If your business was able to win 90 per cent of its lawsuits, you’d be hard-pressed to argue that the justice system was stacked against you. But that is exactly what the insurance industry wants you to think when it comes to medical malpractice lawsuits.
Outside of Philadelphia and Pittsburgh, doctors win more than ninety percent of the medical malpractice lawsuits which go to trial.
Digest that statistic alongside this one: studies have shown that more than 98% of the episodes of medical negligence do not result in litigation. A study by Harvard University showed that less than two percent of the victims of medical malpractice actually file a lawsuit.
How bad is it? In Montgomery County, doctors have historically won upwards of 95% of the malpractice trials.
Does anybody truly believe that 95% of those cases were really without merit?
Remember — in Pennsylvania, a case cannot ordinarily get to trial unless the patient produces testimony by a board-certified specialist attesting to the existence of medical malpractice. Does anybody truly believe that 95% of those cases were unwarranted?
The public has been misled into believing that there is a medical malpractice crisis.
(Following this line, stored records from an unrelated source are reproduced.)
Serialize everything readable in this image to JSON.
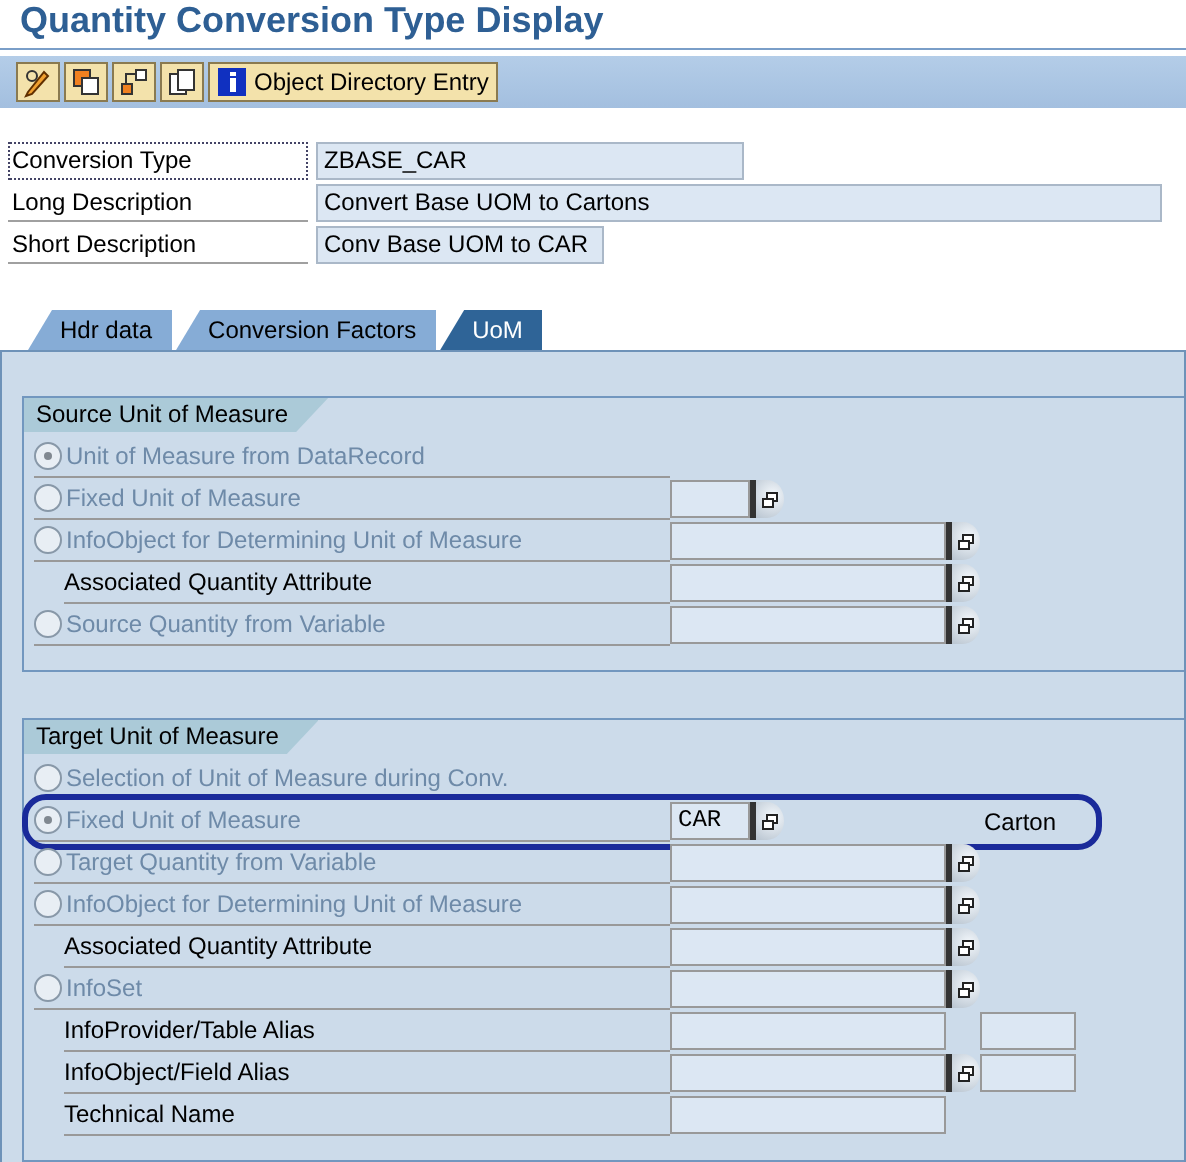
{
  "title": "Quantity Conversion Type Display",
  "toolbar": {
    "icon_buttons": [
      {
        "kind": "pencil"
      },
      {
        "kind": "change"
      },
      {
        "kind": "hierarchy"
      },
      {
        "kind": "copy"
      }
    ],
    "text_button": "Object Directory Entry"
  },
  "header_fields": [
    {
      "label": "Conversion Type",
      "value": "ZBASE_CAR"
    },
    {
      "label": "Long Description",
      "value": "Convert Base UOM to Cartons"
    },
    {
      "label": "Short Description",
      "value": "Conv Base UOM to CAR"
    }
  ],
  "tabs": [
    {
      "label": "Hdr data",
      "selected": false
    },
    {
      "label": "Conversion Factors",
      "selected": false
    },
    {
      "label": "UoM",
      "selected": true
    }
  ],
  "groups": [
    {
      "title": "Source Unit of Measure",
      "rows": [
        {
          "kind": "radio",
          "label": "Unit of Measure from DataRecord",
          "selected": true
        },
        {
          "kind": "radio",
          "label": "Fixed Unit of Measure",
          "selected": false,
          "field": {
            "kind": "short",
            "f4": true
          }
        },
        {
          "kind": "radio",
          "label": "InfoObject for Determining Unit of Measure",
          "selected": false,
          "field": {
            "kind": "long",
            "f4": true
          }
        },
        {
          "kind": "label",
          "label": "Associated Quantity Attribute",
          "field": {
            "kind": "long",
            "f4": true
          }
        },
        {
          "kind": "radio",
          "label": "Source Quantity from Variable",
          "selected": false,
          "field": {
            "kind": "long",
            "f4": true
          }
        }
      ]
    },
    {
      "title": "Target Unit of Measure",
      "rows": [
        {
          "kind": "radio",
          "label": "Selection of Unit of Measure during Conv.",
          "selected": false
        },
        {
          "kind": "radio",
          "label": "Fixed Unit of Measure",
          "selected": true,
          "field": {
            "kind": "short",
            "value": "CAR",
            "f4": true
          },
          "description": "Carton",
          "highlighted": true
        },
        {
          "kind": "radio",
          "label": "Target Quantity from Variable",
          "selected": false,
          "field": {
            "kind": "long",
            "f4": true
          }
        },
        {
          "kind": "radio",
          "label": "InfoObject for Determining Unit of Measure",
          "selected": false,
          "field": {
            "kind": "long",
            "f4": true
          }
        },
        {
          "kind": "label",
          "label": "Associated Quantity Attribute",
          "field": {
            "kind": "long",
            "f4": true
          }
        },
        {
          "kind": "radio",
          "label": "InfoSet",
          "selected": false,
          "field": {
            "kind": "long",
            "f4": true
          }
        },
        {
          "kind": "label",
          "label": "InfoProvider/Table Alias",
          "field": {
            "kind": "long",
            "f4": false,
            "extra_field": true
          }
        },
        {
          "kind": "label",
          "label": "InfoObject/Field Alias",
          "field": {
            "kind": "long",
            "f4": true,
            "extra_field": true
          }
        },
        {
          "kind": "label",
          "label": "Technical Name",
          "field": {
            "kind": "long",
            "f4": false
          }
        }
      ]
    }
  ]
}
The insurance industry has done a great job of promoting the idea of a crisis in order to make jurors reluctant to render awards in favor of the victims of malpractice. How bad is it? A jury in Norristown recently exonerated a doctor who had left a sponge inside his patient during surgery. At this rate, the insurance industry is likely to become so emboldened that it will no longer pay for actual lawyers to defend its doctors; it will be enough if they simply seat two mannequins at the defense counsel’s table.
Truth be told, there is a malpractice crisis. But it’s a crisis for the victims, not for the doctors.
Yes, there are frivolous lawsuits (and those lawsuits should be weeded out). But frivolous malpractice suits are a rarity; medical malpractice cases are so expensive to prosecute that no clear thinking lawyer will invest the necessary time and money in a frivolous endeavor.
Show me a frivolous case, and I will show you ten instances in which juries have given a pass to clearly negligent physicians. That is where the crisis lies. When juries let negligent physicians walk away unsanctioned, they lower the “standard of care” throughout their community. If a jury declares that a doctor can leave a sponge inside a patient and still comply with the “standard of care,” they are announcing that the standard of care is, indeed, quite low. It’s the proverbial race to the bottom. The problem is that one day one of those jurors may end up on the wrong side of that standard of care.
Be careful of what you wish for. You might just get it.